Thanks for all the info :-) I've processed my own 35mm b&w film before but it's been years and I've never done E6... thus all the questions. I appreciate ya'll heading me in the right direction. I can get my E6 processed in Charlotte but it seems that labs are dropping like flies and perhaps I'd best learn how to do this, eh?

tor kviljo
2-Feb-2005, 01:49
In europe, Tetenal & JOBO both sell E6 3-bath kits in 1/2, 5 and 15 litres size (is it sold as beseler or unicolor in US?). These 3-bath kits is very much the standard for personal E6 processing these days. The 15 litre jobo kit can be bought in deflatable plastic containers so that no air enters the container when you tap the needed amount - that way, the concentrates remains "fresh" until you have used it up - could be no simpler..... The best way of doing E6 is to use fresh chemsitry all the time, i.e. let the consentrates stay as consentrates until the day you do the processing: being very easy to make up: Using Tetenal, 1 litre first-developer is 200ccm developer &800ccm water, color dev. & bleach-fix is two liquids each (200 + 120 ccm and 200 + 200ccm respectively - water to 1L) . Takes 5 -10 min to prepare all chemistry, so I see no reason to store any amounts of mixed but unused chemistry, only exception is if You chose to go for a processor/tank where you will use the chemistry several times. Then, collapsible bottles or better, Tetenal Protectan gas on top of liquid will let you store partially used chemistry for a few weeks. I use protectan on partially empetied bottles of concentrate, and have used more than one year old consentrate protected this way with no percievablechange of dev. activity.

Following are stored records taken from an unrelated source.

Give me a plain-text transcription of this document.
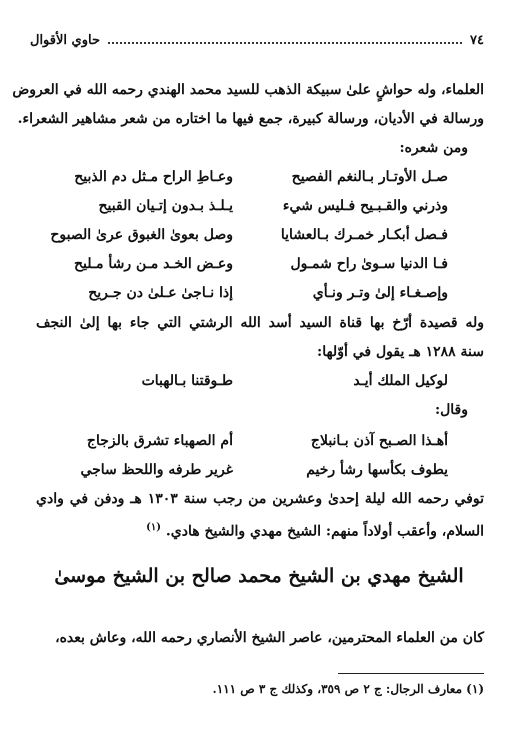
٧٤
حاوي الأقوال
العلماء، وله حواشٍ علىٰ سبيكة الذهب للسيد محمد الهندي رحمه الله في العروض
ورسالة في الأديان، ورسالة كبيرة، جمع فيها ما اختاره من شعر مشاهير الشعراء.
ومن شعره:
صـل الأوتـار بـالنغم الفصيح
وعـاطِ الراح مـثل دم الذبيح
وذرني والقـبـيح فـليس شيء
يـلـذ بـدون إتـيان القبيح
فـصل أبكـار خمـرك بـالعشايا
وصل بعوىٰ الغبوق عرىٰ الصبوح
فـا الدنيا سـوىٰ راح شمـول
وعـض الخـد مـن رشأ مـليح
وإصـغـاء إلىٰ وتـر ونـأي
إذا نـاجىٰ عـلىٰ دن جـريح
وله قصيدة أرّخ بها قناة السيد أسد الله الرشتي التي جاء بها إلىٰ النجف
سنة ١٢٨٨ هـ يقول في أوّلها:
لوكيل الملك أيـد
طـوقتنا بـالهبات
وقال:
أهـذا الصـبح آذن بـانبلاج
أم الصهباء تشرق بالزجاج
يطوف بكأسها رشأ رخيم
غرير طرفه واللحظ ساجي
توفي رحمه الله ليلة إحدىٰ وعشرين من رجب سنة ١٣٠٣ هـ ودفن في وادي
السلام، وأعقب أولاداً منهم: الشيخ مهدي والشيخ هادي. $^{(١)}$
الشيخ مهدي بن الشيخ محمد صالح بن الشيخ موسىٰ
كان من العلماء المحترمين، عاصر الشيخ الأنصاري رحمه الله، وعاش بعده،
(١) معارف الرجال: ج ٢ ص ٣٥٩، وكذلك ج ٣ ص ١١١.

For advice on developing & dark-room routine You have had plenty of info, but I advice You also to have a look at JOBO USA's pages and : http://www.jobo-usa.com/faq/faqfrontpage.htm (http://www.jobo-usa.com/faq/faqfrontpage.htm) You find a lot of info about E6 and other processing (useful also if You are using other than JOBO equipment), FAQ's and tetenal-info as well as an archive of the now discontinued Jobo Quaterly, where selected themes & user profiles (photographers/printers) is presented.